01/01/2012 - Role of transporters in drug ADME

Verification of brain penetration of the unbound fraction of a novel HER2/EGFR dual kinase inhibitor (TAK-285) by microdialysis in rats.

Erdo F, Gordon J, Wu JT, Sziraki I. BRAIN RES BULL. 2012 87(4-5):413-9. doi: 10.1016/j.brainresbull.2012.01.002. PubMed PMID: 22245027.
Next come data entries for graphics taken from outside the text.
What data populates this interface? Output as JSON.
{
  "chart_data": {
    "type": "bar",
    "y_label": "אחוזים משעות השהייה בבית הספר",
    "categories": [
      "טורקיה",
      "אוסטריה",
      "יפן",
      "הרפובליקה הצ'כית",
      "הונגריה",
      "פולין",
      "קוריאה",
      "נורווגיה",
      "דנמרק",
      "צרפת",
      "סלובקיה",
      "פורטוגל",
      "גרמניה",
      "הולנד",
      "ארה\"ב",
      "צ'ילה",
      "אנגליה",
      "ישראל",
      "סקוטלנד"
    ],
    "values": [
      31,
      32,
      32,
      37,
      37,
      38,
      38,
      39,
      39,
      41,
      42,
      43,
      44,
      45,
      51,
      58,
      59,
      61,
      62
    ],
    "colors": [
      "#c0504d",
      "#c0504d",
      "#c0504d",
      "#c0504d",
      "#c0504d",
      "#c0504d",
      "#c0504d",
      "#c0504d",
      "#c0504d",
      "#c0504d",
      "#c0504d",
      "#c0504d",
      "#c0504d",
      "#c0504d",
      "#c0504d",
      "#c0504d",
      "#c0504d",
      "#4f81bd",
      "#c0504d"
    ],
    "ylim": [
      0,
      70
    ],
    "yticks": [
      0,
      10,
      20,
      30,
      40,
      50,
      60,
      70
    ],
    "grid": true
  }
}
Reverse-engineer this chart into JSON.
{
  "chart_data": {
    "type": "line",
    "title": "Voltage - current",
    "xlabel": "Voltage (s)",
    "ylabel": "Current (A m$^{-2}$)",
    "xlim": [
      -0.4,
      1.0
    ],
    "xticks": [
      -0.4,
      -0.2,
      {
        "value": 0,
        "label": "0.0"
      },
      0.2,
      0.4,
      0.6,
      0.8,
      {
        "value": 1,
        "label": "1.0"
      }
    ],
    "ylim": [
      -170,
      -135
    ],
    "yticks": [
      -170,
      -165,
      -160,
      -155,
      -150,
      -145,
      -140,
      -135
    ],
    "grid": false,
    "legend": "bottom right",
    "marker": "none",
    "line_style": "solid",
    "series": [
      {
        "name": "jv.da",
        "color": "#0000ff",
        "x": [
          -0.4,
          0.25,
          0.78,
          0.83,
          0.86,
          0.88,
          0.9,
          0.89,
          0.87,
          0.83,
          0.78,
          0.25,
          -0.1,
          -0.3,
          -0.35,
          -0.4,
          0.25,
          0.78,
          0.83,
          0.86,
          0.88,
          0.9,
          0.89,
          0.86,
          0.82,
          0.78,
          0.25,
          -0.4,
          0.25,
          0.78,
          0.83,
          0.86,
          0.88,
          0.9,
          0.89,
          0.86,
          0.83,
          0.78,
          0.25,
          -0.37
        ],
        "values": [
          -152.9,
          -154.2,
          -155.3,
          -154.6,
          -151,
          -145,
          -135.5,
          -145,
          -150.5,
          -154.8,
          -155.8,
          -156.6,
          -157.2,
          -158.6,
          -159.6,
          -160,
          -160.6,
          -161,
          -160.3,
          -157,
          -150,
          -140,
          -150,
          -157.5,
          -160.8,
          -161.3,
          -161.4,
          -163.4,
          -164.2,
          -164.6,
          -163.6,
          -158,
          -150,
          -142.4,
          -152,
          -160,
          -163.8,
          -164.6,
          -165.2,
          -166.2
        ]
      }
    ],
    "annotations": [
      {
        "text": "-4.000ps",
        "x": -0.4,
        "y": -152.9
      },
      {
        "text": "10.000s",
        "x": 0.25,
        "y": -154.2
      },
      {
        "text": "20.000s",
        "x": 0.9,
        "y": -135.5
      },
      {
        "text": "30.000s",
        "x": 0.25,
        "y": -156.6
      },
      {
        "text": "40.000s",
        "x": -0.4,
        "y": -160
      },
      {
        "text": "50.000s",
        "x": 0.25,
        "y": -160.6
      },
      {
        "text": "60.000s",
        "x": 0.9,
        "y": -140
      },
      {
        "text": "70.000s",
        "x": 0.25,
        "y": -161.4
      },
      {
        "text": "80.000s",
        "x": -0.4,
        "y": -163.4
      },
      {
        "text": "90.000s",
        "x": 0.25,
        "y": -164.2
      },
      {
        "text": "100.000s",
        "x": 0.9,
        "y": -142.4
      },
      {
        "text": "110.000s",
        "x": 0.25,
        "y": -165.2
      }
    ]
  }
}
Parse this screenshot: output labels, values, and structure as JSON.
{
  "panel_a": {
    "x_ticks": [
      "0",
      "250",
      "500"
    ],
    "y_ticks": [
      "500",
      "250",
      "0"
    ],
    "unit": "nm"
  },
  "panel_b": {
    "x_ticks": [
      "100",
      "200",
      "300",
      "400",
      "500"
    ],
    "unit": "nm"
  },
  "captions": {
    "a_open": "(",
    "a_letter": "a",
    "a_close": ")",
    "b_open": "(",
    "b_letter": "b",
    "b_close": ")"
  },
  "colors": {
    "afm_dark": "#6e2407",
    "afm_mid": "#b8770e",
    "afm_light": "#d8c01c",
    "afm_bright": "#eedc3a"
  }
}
TAK-285, an investigational, orally active HER2/EGRF inhibitor is in clinical development for potential use in HER2 over-expressing metastatic breast cancer. The objective of the present work was to verify the presence of unbound TAK-285 in the rat brain after oral administration by a microdialysis technique with simultaneous sampling of blood and brain. In a pilot microdialysis experiment no detectable amount of TAK-285 was found in the brain dialysate samples after oral administration of the drug (50 mg/kg). A conventional pharmacokinetic study was performed simultaneously with the pilot microdialysis study using the same dosing suspension. TAK-285 was detected in the brain even at the last time point when the samples were taken from the animal at the end-point of the microdialysis experiment. The apparent absence of TAK-285 in blood and brain dialysate samples might be explained by a very low recovery of microdialysis probes for TAK-285 and/or by the adsorption of the compound to the outflow tubing of the microdialysis probes. Results of an in vitro recovery study with TAK-285 were indicative of the strong adsorption of the compound to the microdialysis tubings. Adding bovine serum albumin (4%, w/v) in perfusion fluids and reducing perfusion flow rate (from 1.0 μL/min to 0.5 μL/min) in in vitro experiments substantially improved the detectability of TAK-285 in dialysate samples. Application of new perfusion conditions resulted in a manifold increase of the relative recovery of the microdialysis set-up for TAK-285 (from 1.6% to 47%). Subsequent in vivo microdialysis experiments were performed using the modified perfusion conditions in animals dosed with TAK-285 (75 mg/kg, p.o.). Detectable level of unbound TAK-285 was found in the extracellular space in the brain as long as 24-28 h after administration of the drug. The brain-to-blood ratios of the unbound TAK-285 were 0.18 and 0.24 (calculated from the C(max) values or from the area under the curve [AUC] values) similarly to the brain-to-blood ratios of total TAK-285. On the basis of substantial brain penetration of unbound TAK-285, it is concluded that TAK-285 might have the potential in the treatment of brain metastases of HER2 over-expressing metastatic breast cancer. The methodological approach described here might help to solve similar problems in determination of brain penetration of other substances with strong adsorption to the tubing of microdialysis setups.